El comportamiento de la oferta constituye el otro termómetro imprescindible para entender la dinámica actual, y los números que difundió Zonaprop no admiten lectura neutral: en agosto la cantidad de departamentos publicados para alquiler tradicional creció 0,6% respecto de julio, lo que dejó el stock disponible en un volumen 3,4 veces superior al mínimo histórico que se había tocado en febrero de 2023, y el punto de inflexión del mercado quedó fijado en enero de 2024, cuando la oferta trepó 62% en un solo mes, una suba que los corredores inmobiliarios atribuyen de manera recurrente al cambio en la normativa de alquileres y al retiro de propietarios que optaron por sacar sus unidades del mercado o por volcarlas a la locación temporaria, decisiones que reconfiguraron por completo la composición de la oferta disponible en la Ciudad.

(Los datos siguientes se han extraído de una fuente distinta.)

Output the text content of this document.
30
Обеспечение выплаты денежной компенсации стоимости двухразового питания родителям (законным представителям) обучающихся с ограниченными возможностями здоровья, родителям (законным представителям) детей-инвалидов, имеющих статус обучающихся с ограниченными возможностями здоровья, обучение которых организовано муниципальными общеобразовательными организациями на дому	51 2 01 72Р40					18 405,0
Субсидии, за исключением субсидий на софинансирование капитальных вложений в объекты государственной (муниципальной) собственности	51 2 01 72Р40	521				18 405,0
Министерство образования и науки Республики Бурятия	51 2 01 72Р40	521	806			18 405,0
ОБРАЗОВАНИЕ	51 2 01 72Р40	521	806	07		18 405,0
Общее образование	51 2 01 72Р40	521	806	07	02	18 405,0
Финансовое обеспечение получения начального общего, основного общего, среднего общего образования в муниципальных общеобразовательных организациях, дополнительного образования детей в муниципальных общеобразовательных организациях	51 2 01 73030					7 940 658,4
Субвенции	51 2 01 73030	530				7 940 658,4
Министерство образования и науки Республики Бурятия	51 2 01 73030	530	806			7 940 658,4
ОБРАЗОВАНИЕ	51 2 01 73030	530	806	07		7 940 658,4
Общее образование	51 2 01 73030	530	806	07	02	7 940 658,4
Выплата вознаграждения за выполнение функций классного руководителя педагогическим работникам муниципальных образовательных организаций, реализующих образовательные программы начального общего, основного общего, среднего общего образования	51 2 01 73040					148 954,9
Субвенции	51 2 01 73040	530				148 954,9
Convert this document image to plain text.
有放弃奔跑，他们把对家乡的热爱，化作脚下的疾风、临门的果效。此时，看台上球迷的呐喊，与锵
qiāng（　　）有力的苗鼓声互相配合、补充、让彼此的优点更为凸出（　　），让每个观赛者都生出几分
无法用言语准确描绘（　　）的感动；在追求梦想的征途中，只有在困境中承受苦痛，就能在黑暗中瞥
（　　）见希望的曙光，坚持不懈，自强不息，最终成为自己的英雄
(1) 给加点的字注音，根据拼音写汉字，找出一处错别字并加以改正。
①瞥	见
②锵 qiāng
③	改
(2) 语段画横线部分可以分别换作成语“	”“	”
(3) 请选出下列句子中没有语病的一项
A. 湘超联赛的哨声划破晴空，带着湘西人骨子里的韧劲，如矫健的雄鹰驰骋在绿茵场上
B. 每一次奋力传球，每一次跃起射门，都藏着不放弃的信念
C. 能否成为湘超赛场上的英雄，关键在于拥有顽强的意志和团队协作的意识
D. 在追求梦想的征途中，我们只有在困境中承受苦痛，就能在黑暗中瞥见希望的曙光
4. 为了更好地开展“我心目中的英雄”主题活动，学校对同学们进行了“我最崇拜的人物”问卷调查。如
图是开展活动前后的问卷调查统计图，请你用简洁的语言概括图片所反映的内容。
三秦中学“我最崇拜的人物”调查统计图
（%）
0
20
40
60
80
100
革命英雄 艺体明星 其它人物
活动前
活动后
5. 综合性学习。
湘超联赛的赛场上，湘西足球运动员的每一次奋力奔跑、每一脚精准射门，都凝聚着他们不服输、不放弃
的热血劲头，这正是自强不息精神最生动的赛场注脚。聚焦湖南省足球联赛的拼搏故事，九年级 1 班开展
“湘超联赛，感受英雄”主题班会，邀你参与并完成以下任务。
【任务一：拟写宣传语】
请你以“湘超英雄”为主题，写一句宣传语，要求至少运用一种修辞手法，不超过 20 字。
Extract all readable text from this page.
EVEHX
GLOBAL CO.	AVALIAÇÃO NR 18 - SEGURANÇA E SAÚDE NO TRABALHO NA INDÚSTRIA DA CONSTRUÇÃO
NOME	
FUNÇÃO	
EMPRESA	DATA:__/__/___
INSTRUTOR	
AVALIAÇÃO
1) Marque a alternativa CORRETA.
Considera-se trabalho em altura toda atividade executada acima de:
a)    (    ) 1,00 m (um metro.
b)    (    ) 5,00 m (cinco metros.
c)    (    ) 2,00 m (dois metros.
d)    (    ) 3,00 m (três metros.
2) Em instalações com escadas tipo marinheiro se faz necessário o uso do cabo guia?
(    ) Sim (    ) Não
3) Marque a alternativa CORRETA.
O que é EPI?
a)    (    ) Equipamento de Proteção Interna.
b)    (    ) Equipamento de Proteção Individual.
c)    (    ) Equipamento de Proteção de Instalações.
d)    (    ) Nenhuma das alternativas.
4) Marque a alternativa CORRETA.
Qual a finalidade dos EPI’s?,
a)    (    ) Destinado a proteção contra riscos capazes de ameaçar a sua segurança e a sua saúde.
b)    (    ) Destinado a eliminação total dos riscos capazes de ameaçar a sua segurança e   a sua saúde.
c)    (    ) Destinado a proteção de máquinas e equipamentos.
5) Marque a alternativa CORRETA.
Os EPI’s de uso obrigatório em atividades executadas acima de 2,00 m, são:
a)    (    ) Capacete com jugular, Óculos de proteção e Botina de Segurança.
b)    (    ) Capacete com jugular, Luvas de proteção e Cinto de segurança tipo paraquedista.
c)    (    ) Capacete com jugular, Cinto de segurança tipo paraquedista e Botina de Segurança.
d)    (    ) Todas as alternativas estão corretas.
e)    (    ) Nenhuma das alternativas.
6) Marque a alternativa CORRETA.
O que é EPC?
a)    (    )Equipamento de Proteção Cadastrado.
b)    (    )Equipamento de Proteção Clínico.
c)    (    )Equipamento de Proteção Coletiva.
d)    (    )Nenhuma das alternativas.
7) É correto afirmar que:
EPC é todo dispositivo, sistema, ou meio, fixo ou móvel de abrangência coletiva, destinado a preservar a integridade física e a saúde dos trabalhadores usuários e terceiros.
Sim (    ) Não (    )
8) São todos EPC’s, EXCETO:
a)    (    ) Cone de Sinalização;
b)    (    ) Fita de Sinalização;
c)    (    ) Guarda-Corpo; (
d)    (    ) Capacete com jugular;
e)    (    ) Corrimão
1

Para los pequeños inversores que evalúan comprar una unidad para ponerla en alquiler, la rentabilidad promedio se ubica en 5,70% anual, lo que a valor presente implica esperar 17,6 años para recuperar el dinero invertido en la compra, un plazo que, no obstante, resulta 9,2% más corto que el de un año atrás y que confirma la mejora relativa del negocio. La dispersión interna, como en el resto del mercado, es enorme: Lugano lidera con una renta del 9,8% anual, seguida por barrios donde el precio de compra sigue siendo accesible, mientras que Puerto Madero rinde apenas 3,2%, un rendimiento que para muchos propietarios ya deja de compensar el costo de oportunidad frente a otras alternativas de inversión y que explica por qué en la zona más cara de la ciudad la oferta de alquiler tradicional viene cayendo y la de temporarios crece sin pausa.
El cuadro de situación se completa con el dato del Colegio de Escribanos de la Ciudad, que registró 6.051 escrituras en julio, un 9% más que en igual mes del año anterior y una muestra de que el mercado de compraventa sigue reanimándose de la mano del crédito UVA y de los nuevos planes hipotecarios, aunque con un asterisco que no puede pasar desapercibido: apenas el 16% de esas operaciones se realizó con financiamiento hipotecario, cinco puntos porcentuales menos que en junio de 2025, lo que deja a la inmensa mayoría de las compras dependiendo del ahorro previo o del apoyo familiar y vuelve a poner sobre la mesa la pregunta de fondo que recorre toda esta nota y que interpela tanto al mercado como a la política pública de vivienda.
Porque si los alquileres subieron menos que la inflación, si la oferta se multiplicó por más de tres desde su piso histórico, si la rentabilidad mejoró y si el precio absoluto en pesos sigue escalando mes tras mes, cabe entonces preguntarse, como corresponde, quién se está quedando con la diferencia entre lo que dice el organismo y lo que efectivamente termina pagando el inquilino, una pregunta que no admite respuestas automáticas pero que cualquier familia que esté destinando más de la mitad de su ingreso a pagar un alquiler en la Ciudad de Buenos Aires ya se formuló alguna vez al abrir la factura del mes, mirar el número y comprobar que, otra vez, no le alcanza.